Mon regard se tourne alors vers le mur en face de nous, à l'opposé de la cheminée, où nos ombres se découpent contre le papier peint. Sous une légère impulsion de ma part, celles-ci se redressent, dans un mouvement surnaturel. Autour d'elles, les formes ombrageuses des meubles s'allient à la scène pour recomposer ce qui ressemble à une prison. Nos petites silhouettes s'envolent, glissant contre les murs, jusqu'à rejoindre le plafond et fuir loin des barreaux noirs. Par dessus la mezzanine, le plafonnement lisse ressemble à une large étendue neigeuse, triste et grise. L'ombre de Cassidy est désormais seule dans l'immensité et erre en tous sens en quête de celle de Noah, cachée dans une zone ténébreuse. Agressée par une foule d'ombres monstrueuses, la silhouette de Cassidy se courbe. Visiblement endeuillée sous le poids de la peine, elle se tend vers le coin du plafond où a disparu sa jumelle, témoignant de cette quête si longue où j'ai cherché mon frère, sans relâche. Et puis la voilà qui sombre, tombant contre les murs, le visage percé de trous grimaçants, comme un spectre hurlant en silence. Il tombe, il chute, jusqu'à se perdre le long de la cheminée et disparaître enfin dans les flammes pour se confondre avec les cendres.

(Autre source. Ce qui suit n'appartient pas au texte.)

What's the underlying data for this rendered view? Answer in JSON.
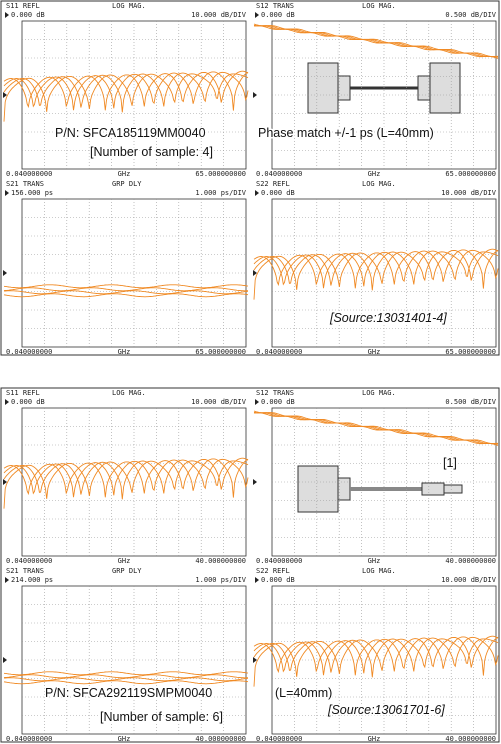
{
  "panels": [
    {
      "quadrants": [
        {
          "param": "S11 REFL",
          "format": "LOG MAG.",
          "ref": "0.000 dB",
          "scale": "10.000 dB/DIV",
          "start": "0.040000000",
          "unit": "GHz",
          "stop": "65.000000000"
        },
        {
          "param": "S12 TRANS",
          "format": "LOG MAG.",
          "ref": "0.000 dB",
          "scale": "0.500 dB/DIV",
          "start": "0.040000000",
          "unit": "GHz",
          "stop": "65.000000000"
        },
        {
          "param": "S21 TRANS",
          "format": "GRP DLY",
          "ref": "156.000 ps",
          "scale": "1.000 ps/DIV",
          "start": "0.040000000",
          "unit": "GHz",
          "stop": "65.000000000"
        },
        {
          "param": "S22 REFL",
          "format": "LOG MAG.",
          "ref": "0.000 dB",
          "scale": "10.000 dB/DIV",
          "start": "0.040000000",
          "unit": "GHz",
          "stop": "65.000000000"
        }
      ],
      "part_number": "P/N: SFCA185119MM0040",
      "note": "Phase match +/-1 ps (L=40mm)",
      "samples": "[Number of sample: 4]",
      "source": "[Source:13031401-4]"
    },
    {
      "quadrants": [
        {
          "param": "S11 REFL",
          "format": "LOG MAG.",
          "ref": "0.000 dB",
          "scale": "10.000 dB/DIV",
          "start": "0.040000000",
          "unit": "GHz",
          "stop": "40.000000000"
        },
        {
          "param": "S12 TRANS",
          "format": "LOG MAG.",
          "ref": "0.000 dB",
          "scale": "0.500 dB/DIV",
          "start": "0.040000000",
          "unit": "GHz",
          "stop": "40.000000000"
        },
        {
          "param": "S21 TRANS",
          "format": "GRP DLY",
          "ref": "214.000 ps",
          "scale": "1.000 ps/DIV",
          "start": "0.040000000",
          "unit": "GHz",
          "stop": "40.000000000"
        },
        {
          "param": "S22 REFL",
          "format": "LOG MAG.",
          "ref": "0.000 dB",
          "scale": "10.000 dB/DIV",
          "start": "0.040000000",
          "unit": "GHz",
          "stop": "40.000000000"
        }
      ],
      "part_number": "P/N: SFCA292119SMPM0040",
      "note": "(L=40mm)",
      "samples": "[Number of sample: 6]",
      "source": "[Source:13061701-6]",
      "figure_ref": "[1]"
    }
  ]
}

Cette scène ne remplace pas la beauté des illusions. Mais peut-être permettra-t-elle de représenter au moins partiellement la peine immense que j'ai ressentie en le croyant perdu dans le blizzard. J'ignore si Noah pense encore que je l'ai abandonné ce jour là. Mais je n'ai pas envie de lui infliger cela, ce soir.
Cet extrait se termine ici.